Ao final, pugna pela procedência do feito para que sejam: 1) declarada a inelegibilidade por oito anos dos representados; 2) cassados os diplomas concedidos aos candidatos eleitos Luiz Carlos Schmuler e Valmir Martins Luciano; 3) declarada a nulidade dos votos atribuídos aos candidatos eleitos eleitos Luiz Carlos Schmuler e Valmir Martins Luciano; e 4) condenado o representado Valmir Martins Luciano dando-o como incurso na sanção prevista no art. 73 da Lei n. 9.504/1997 (fl. 06).  
 
Acompanha a peça exordial os documentos de fls. 08/32. 
 
Regularmente notificados, os representados apresentaram suas defesas. Preliminarmente, o representado Luiz Carlos Schmuler sustenta: 1) a inépcia da peça exordial, sob o argumento de que a acusação não faz sequer uma imputação objetiva dos fatos e do agente e muito menos descreve eventual benesse recebida pelo demandado; 2) a incompetência do Juízo Eleitoral para apreciar a matéria, porquanto a exordial descreveria mera infração administrativa e ao Estatuto de Ética Médica; 3) a sua ilegitimidade passiva, face a inexistência de quaisquer indícios de que teria participado, presenciado ou anuído com qualquer conduta narrada na inicial. 
 
No mérito, alega que: 1) o Ministério Público Eleitoral não individualizou os fatos dos quais teria participado, prejudicando, desta forma, a sua defesa; 2) os fatos narrados na inicial em hipótese alguma configurariam infração à legislação eleitoral, mas tão-somente irregularidades administrativas; 3) não há demostração de que os atos perpetrados desequilibraram o pleito; 4) a pretensão punitiva pretendida pelo Ministério Público Eleitoral viola os princípios da proporcionalidade e da razoabilidade.

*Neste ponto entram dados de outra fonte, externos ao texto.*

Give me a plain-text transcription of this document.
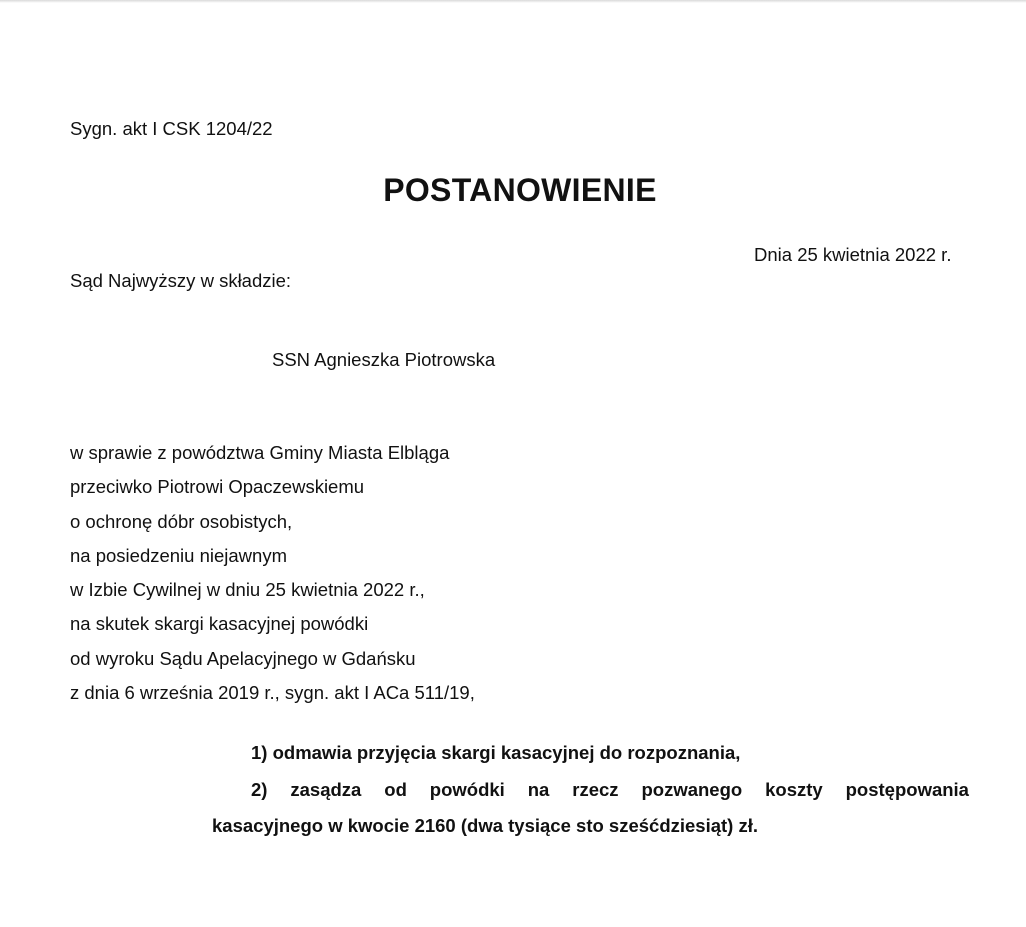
Sygn. akt I CSK 1204/22
POSTANOWIENIE
Dnia 25 kwietnia 2022 r.
Sąd Najwyższy w składzie:
SSN Agnieszka Piotrowska
w sprawie z powództwa Gminy Miasta Elbląga
przeciwko Piotrowi Opaczewskiemu
o ochronę dóbr osobistych,
na posiedzeniu niejawnym
w Izbie Cywilnej w dniu 25 kwietnia 2022 r.,
na skutek skargi kasacyjnej powódki
od wyroku Sądu Apelacyjnego w Gdańsku
z dnia 6 września 2019 r., sygn. akt I ACa 511/19,
1) odmawia przyjęcia skargi kasacyjnej do rozpoznania,
2) zasądza od powódki na rzecz pozwanego koszty postępowania
kasacyjnego w kwocie 2160 (dwa tysiące sto sześćdziesiąt) zł.
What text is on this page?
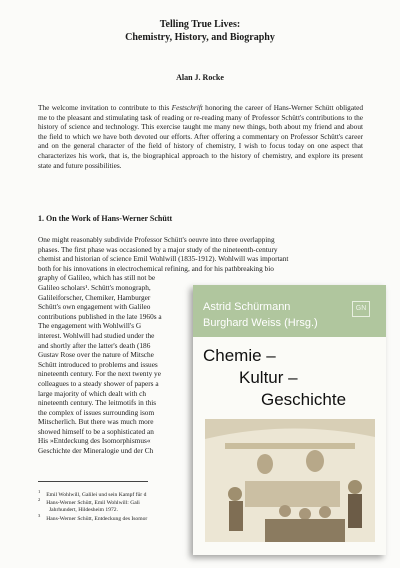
Telling True Lives:
Chemistry, History, and Biography
Alan J. Rocke

The welcome invitation to contribute to this Festschrift honoring the career of Hans-Werner Schütt obligated me to the pleasant and stimulating task of reading or re-reading many of Professor Schütt's contributions to the history of science and technology. This exercise taught me many new things, both about my friend and about the field to which we have both devoted our efforts. After offering a commentary on Professor Schütt's career and on the general character of the field of history of chemistry, I wish to focus today on one aspect that characterizes his work, that is, the biographical approach to the history of chemistry, and explore its present state and future possibilities.

1. On the Work of Hans-Werner Schütt
One might reasonably subdivide Professor Schütt's oeuvre into three overlapping
phases. The first phase was occasioned by a major study of the nineteenth-century
chemist and historian of science Emil Wohlwill (1835-1912). Wohlwill was important
both for his innovations in electrochemical refining, and for his pathbreaking bio
graphy of Galileo, which has still not be
Galileo scholars¹. Schütt's monograph,
Galileiforscher, Chemiker, Hamburger
Schütt's own engagement with Galileo
contributions published in the late 1960s a
The engagement with Wohlwill's G
interest. Wohlwill had studied under the
and shortly after the latter's death (186
Gustav Rose over the nature of Mitsche
Schütt introduced to problems and issues
nineteenth century. For the next twenty ye
colleagues to a steady shower of papers a
large majority of which dealt with ch
nineteenth century. The leitmotifs in this
the complex of issues surrounding isom
Mitscherlich. But there was much more
showed himself to be a sophisticated an
His »Entdeckung des Isomorphismus«
Geschichte der Mineralogie und der Ch
$^1$Emil Wohlwill, Galilei und sein Kampf für d
$^2$Hans-Werner Schütt, Emil Wohlwill: Gali
Jahrhundert, Hildesheim 1972.
$^3$Hans-Werner Schütt, Entdeckung des Isomor
Astrid Schürmann
Burghard Weiss (Hrsg.)
GN
Chemie –
Kultur –
Geschichte
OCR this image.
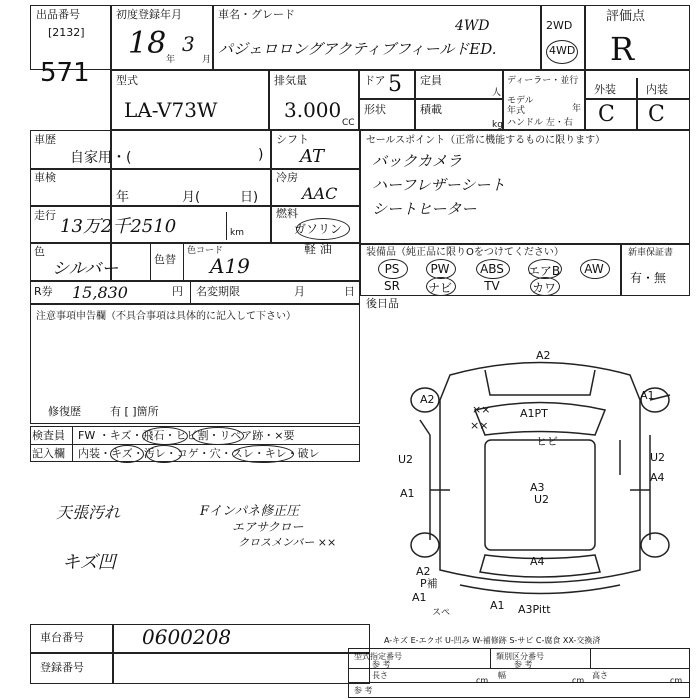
出品番号
[2132]
571
初度登録年月
18 3
年	月
車名・グレード
パジェロロングアクティブフィールドED.
4WD	2WD
4WD
評価点
R
型式
LA-V73W
排気量
3.000
CC
ドア 5 定員
人
形状	積載
kg
ディーラー・並行
モデル年式	年
ハンドル 左・右
外装	内装
C C
車歴
自家用・(	)
シフト
AT
車検
年	月(	日)
冷房
AAC
走行
13万2千2510	km
燃料
ガソリン
軽 油
色
シルバー	色替
色コード
A19
R券 15,830	円 名変期限	月	日
注意事項申告欄（不具合事項は具体的に記入して下さい）
修復歴	有 [ ]箇所
セールスポイント（正常に機能するものに限ります）
バックカメラ
ハーフレザーシート
シートヒーター
装備品（純正品に限りOをつけてください）	新車保証書
有・無
PS	PW	ABS	エアB	AW
SR	ナビ	TV	カワ
後日品
検査員
記入欄
FW ・キズ・飛石・ヒビ割・リペア跡・×要
内装・キズ・汚レ・コゲ・穴・スレ・キレ・破レ
天張汚れ
キズ凹
Fインパネ修正圧
エアサクロー
クロスメンバー ××
A2
A2	A1
××	A1PT
ヒビ
U2	U2
A1	A3
U2
A4
A4
A2
P補
A1
スペ	A3Pitt
A1
××
車台番号	0600208
登録番号
A-キズ E-エクボ U-凹み W-補修跡 S-サビ C-腐食 XX-交換済
型式指定番号
参 考
類別区分番号
参 考
長さ
cm
幅
cm
高さ
cm
参 考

Outrossim, impugna os documentos que acompanham a inicial, sob o argumento de que não fazem parte do articulado na peça portal. 
 
Ao final, requer sejam reconhecidas as preliminares arguidas ou, acaso ultrapassadas, no mérito seja julgada totalmente improcedente a presente representação. 
 
Por sua vez, o representado Valmir Martins Luciano de igual forma arguiu, em sede preliminar, a inépcia da peça exordial e a incompetência do Juízo Eleitoral para apreciar a matéria, utilizando-se dos mesmos argumentos expendidos pelo primeiro representado. 
 
No mérito, sustenta que: 1) a conduta tida por irregular e abusiva pelo Ministério Público Eleitoral é, na realidade, conduta normal, que em nada pode ser comparada ao abuso de poder político ou econômico; 2) a acusação apenas menciona, sem qualquer indício de prova nesse sentido, que os atendimentos fora do Consórcio tiveram o condão de influenciar o rumo das eleições majoritárias em Bocaina do Sul; 3) a maioria das pessoas atendidas no período abrangido pela denúncia são há anos por ele atendidas; 4) que não há qualquer demonstração de que os atendimentos tiveram conotação política e que desequilibraram o pleito eleitoral. De igual sorte, impugna os documentos que acompanham a inicial, sob o argumento de que não fazem parte do articulado na peça portal. 
 
Ao final, requer sejam reconhecidas as preliminares arguidas ou, acaso ultrapassadas, no mérito seja julgada totalmente improcedente a presente representação. 
 
Realizada audiência de inquirição das testemunhas arroladas pela acusação e pelas defesas (termos de fls. 102-114), ocasião em que restaram rejeitadas todas as preliminares arguidas pelos representados. 
 
No prazo de que trata o art. 22, inciso VI, da Lei Complementar n. 64/90, foram juntados os documentos de fls. 119-987. 
 
Em sede de alegações finais, manifestou-se o Parquet pela improcedência total dos pedidos formulados na preludial acusatória, sob o entendimento de que a instrução processual não logrou demonstrar o alegado abuso de poder (fls. 1008-1010). 
 
Em suas alegações finais, ambos os representados asseveraram que não há, nos autos, quaisquer elementos de prova a corroborar a tese acusatória, razão porque requerem a improcedência total do feito (fls. 82/86). 
 
Vieram-me os autos conclusos. 
 
Suficientemente relatados. 
 
DECIDO. 
 
 
 
A Ação de Investigação Judicial Eleitoral em apreço tem por objeto a apuração de condutas supostamente abusivas do poder econômico, perpetradas pelos representados Luiz Carlos Schmuler e Valmir Martins Luciano, eleitos, respectivamente, prefeito e vice-prefeito de Bocaina do Sul, durante as eleições municipais de 2012.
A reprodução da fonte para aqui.